There are a number of factors that are outside the healthcare system that are critically important in addressing health disparities. These are social determinants. I’m a physician and I see patients with diabetes and heart disease very commonly; and I always recommend diet and exercise – you know, lifestyle modifications. But boy, I’ll tell you, if you live in a neighborhood where it’s not safe to go out for a long walk, or you don’t have any grocery stores that sell fresh fruits and vegetables, it’s really difficult to do lifestyle modifications. So investing in healthy neighborhoods, and changing the built environment to promote healthier outcomes, that’s going to be a huge step in trying to address health disparities and improve health outcomes for folks who live in under-resourced areas. That’s something that’s not – you know, that’s not investing specifically in an aspect of the healthcare system, like a hospital or a clinic. But it’s trying to improve communities to make sure that we promote healthier lifestyles. So that’s, like I said, a social determinant that’s not strictly about health insurance or the use of healthcare.
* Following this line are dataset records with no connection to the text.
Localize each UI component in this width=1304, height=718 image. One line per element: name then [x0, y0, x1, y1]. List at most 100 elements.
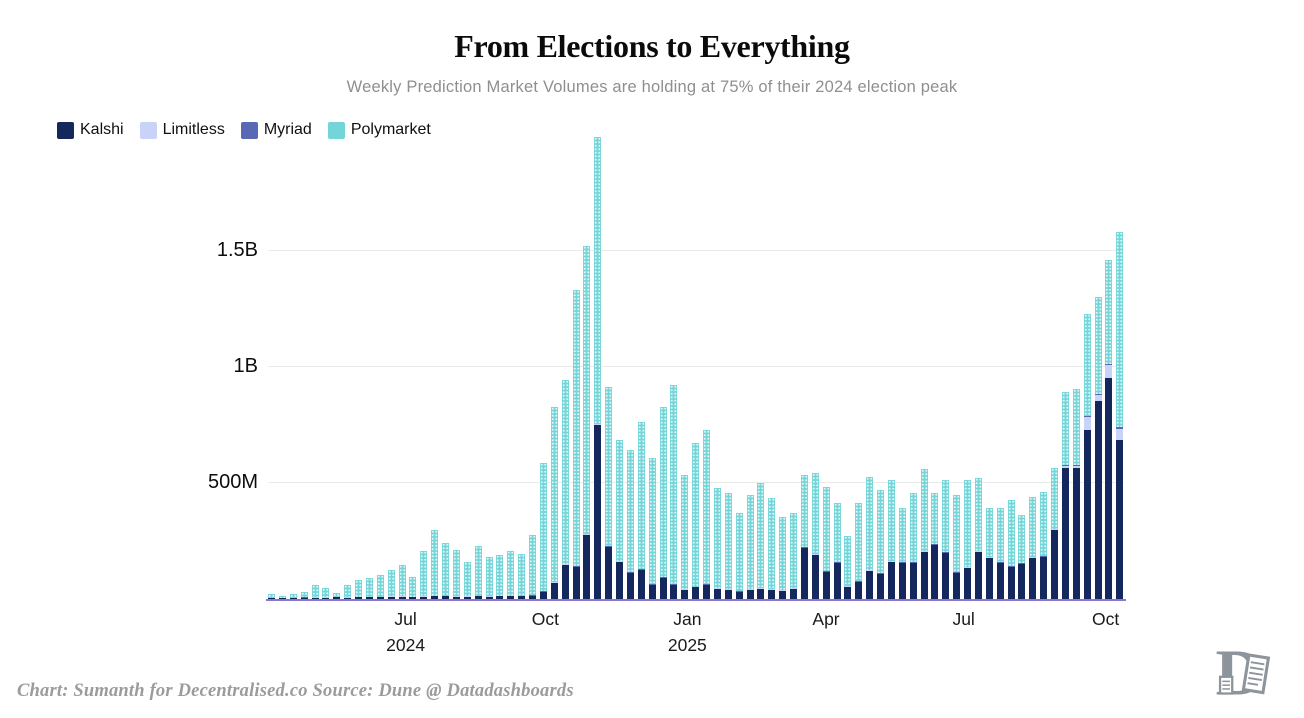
segment-polymarket — [442, 543, 449, 596]
segment-polymarket — [431, 530, 439, 596]
bar-week-73 — [1061, 392, 1069, 599]
bar-week-67 — [996, 508, 1004, 599]
bar-week-28 — [572, 290, 580, 599]
segment-kalshi — [866, 570, 874, 599]
legend-item-limitless: Limitless — [139, 121, 225, 139]
segment-kalshi — [735, 592, 743, 599]
legend-item-polymarket: Polymarket — [327, 121, 431, 139]
segment-kalshi — [322, 597, 330, 599]
bar-week-58 — [898, 508, 906, 599]
segment-polymarket — [811, 473, 819, 555]
segment-polymarket — [268, 594, 275, 598]
segment-kalshi — [844, 586, 852, 599]
segment-kalshi — [1018, 563, 1026, 599]
segment-kalshi — [300, 597, 308, 599]
segment-kalshi — [572, 566, 580, 599]
x-axis-tick-Oct: Oct — [1091, 609, 1120, 629]
segment-polymarket — [387, 570, 395, 597]
segment-polymarket — [637, 422, 645, 570]
segment-polymarket — [1116, 232, 1124, 428]
bar-week-5 — [322, 588, 330, 599]
segment-polymarket — [790, 513, 797, 588]
segment-kalshi — [1029, 557, 1037, 599]
bar-week-53 — [844, 535, 852, 599]
bar-week-35 — [648, 457, 656, 599]
legend-item-myriad: Myriad — [240, 121, 312, 139]
segment-polymarket — [1029, 496, 1037, 558]
segment-limitless — [1061, 466, 1069, 468]
legend-item-kalshi: Kalshi — [57, 121, 124, 139]
segment-polymarket — [572, 290, 580, 567]
segment-kalshi — [985, 557, 993, 599]
segment-kalshi — [800, 547, 808, 599]
y-axis-label-1.5B: 1.5B — [216, 239, 258, 261]
x-axis-labels: Jul 2024 Oct Jan 2025 Apr Jul Oct — [268, 606, 1124, 666]
segment-limitless — [1116, 428, 1124, 441]
segment-polymarket — [1007, 499, 1015, 567]
segment-kalshi — [529, 595, 536, 599]
segment-kalshi — [713, 588, 721, 599]
bar-week-52 — [833, 502, 841, 599]
segment-kalshi — [561, 564, 569, 599]
gridline-1B — [268, 366, 1124, 367]
bar-week-34 — [637, 422, 645, 599]
segment-polymarket — [877, 490, 884, 574]
bar-week-21 — [496, 554, 504, 599]
segment-kalshi — [431, 596, 439, 599]
polymarket-swatch-icon — [327, 121, 345, 139]
bar-week-78 — [1116, 232, 1124, 599]
legend-label: Limitless — [162, 121, 225, 138]
segment-kalshi — [398, 596, 406, 599]
bar-week-47 — [779, 517, 787, 599]
segment-kalshi — [1105, 378, 1113, 599]
segment-polymarket — [855, 503, 863, 582]
segment-polymarket — [931, 493, 939, 545]
segment-myriad — [1083, 416, 1091, 418]
bar-week-24 — [529, 535, 536, 599]
segment-polymarket — [1061, 392, 1069, 466]
segment-kalshi — [974, 551, 982, 599]
segment-kalshi — [887, 561, 895, 599]
segment-kalshi — [485, 596, 493, 599]
segment-polymarket — [844, 535, 852, 587]
decentralised-logo-icon: D — [1216, 637, 1271, 709]
bar-week-59 — [909, 493, 917, 599]
bar-week-72 — [1051, 467, 1058, 599]
bar-week-29 — [583, 246, 591, 599]
bar-week-60 — [920, 469, 928, 599]
segment-polymarket — [703, 430, 710, 585]
segment-polymarket — [670, 385, 678, 585]
legend-label: Myriad — [263, 121, 312, 138]
bar-week-9 — [365, 578, 373, 599]
bar-week-11 — [387, 570, 395, 599]
segment-polymarket — [833, 502, 841, 563]
segment-kalshi — [583, 534, 591, 599]
segment-polymarket — [496, 554, 504, 596]
segment-kalshi — [1072, 467, 1080, 599]
segment-kalshi — [507, 596, 515, 599]
segment-polymarket — [1072, 389, 1080, 466]
bar-week-76 — [1094, 297, 1102, 599]
segment-kalshi — [409, 597, 417, 599]
segment-limitless — [1094, 395, 1102, 402]
segment-polymarket — [1083, 313, 1091, 417]
segment-kalshi — [1094, 401, 1102, 599]
bar-week-40 — [703, 430, 710, 599]
bar-week-10 — [376, 575, 384, 599]
bar-week-38 — [681, 475, 689, 599]
bar-week-41 — [713, 488, 721, 599]
segment-kalshi — [648, 585, 656, 599]
segment-kalshi — [757, 588, 765, 599]
legend-label: Polymarket — [350, 121, 431, 138]
segment-myriad — [1105, 364, 1113, 366]
x-axis-tick-Jul: Jul — [952, 609, 975, 629]
bar-week-66 — [985, 508, 993, 599]
segment-kalshi — [311, 597, 319, 599]
bar-week-50 — [811, 473, 819, 599]
segment-polymarket — [322, 588, 330, 598]
segment-kalshi — [333, 597, 341, 599]
bar-week-69 — [1018, 515, 1026, 599]
bar-week-18 — [463, 561, 471, 599]
segment-kalshi — [692, 587, 700, 599]
segment-polymarket — [1040, 492, 1048, 557]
What I’ve been sort of impressed by is just the diversity within groups. It’s hard to really come across one overarching cultural factor that explains the disparities. I’m sort of more struck by the diversity within certain groups that we lump together, I guess would be sort of my approach to it. And you know, I also practice in different areas of the country, and what may drive disparities, say, in California, might be very different than in another – somewhere in the northeast, or between rural and urban. I work at the VA, and so we see there are parts of the country where remoteness is actually a really important factor, of being far away from the nearest clinic. In urban areas, there might be a hospital or a clinic that’s close by, but there may not be the coverage to actually use it. We live in a really diverse country and a very big country. So something that’s unique to Colorado may not translate to other states. And so that’s why it’s important for each of the different areas to track disparities. And that would be sort of the … additional point that I would like to make, which is just how important it is to measure locally. A lot of the studies that we have look at national disparities, but if you look within your own community, or say even as granular as your own patient practice, you might find that the disparities are a lot different than what’s observed nationally. And so local measurement is really key. And you really can’t improve anything that you don’t measure. So we need that kind of granular detail to see are the things that we’re doing locally, are they having an impact?
If you look nationally at infant mortality, the rates for African Americans are more than double that for whites. I find that deeply concerning. You know, the rates have improved for both groups, but they’re still sharply unequal, deeply unequal, and we can do better as a society. So there’s a moral case to be made that disparities are unacceptable, and that as a society we can make changes to make sure that everybody has a good opportunity to lead a healthy, productive life, and when we do that everyone benefits.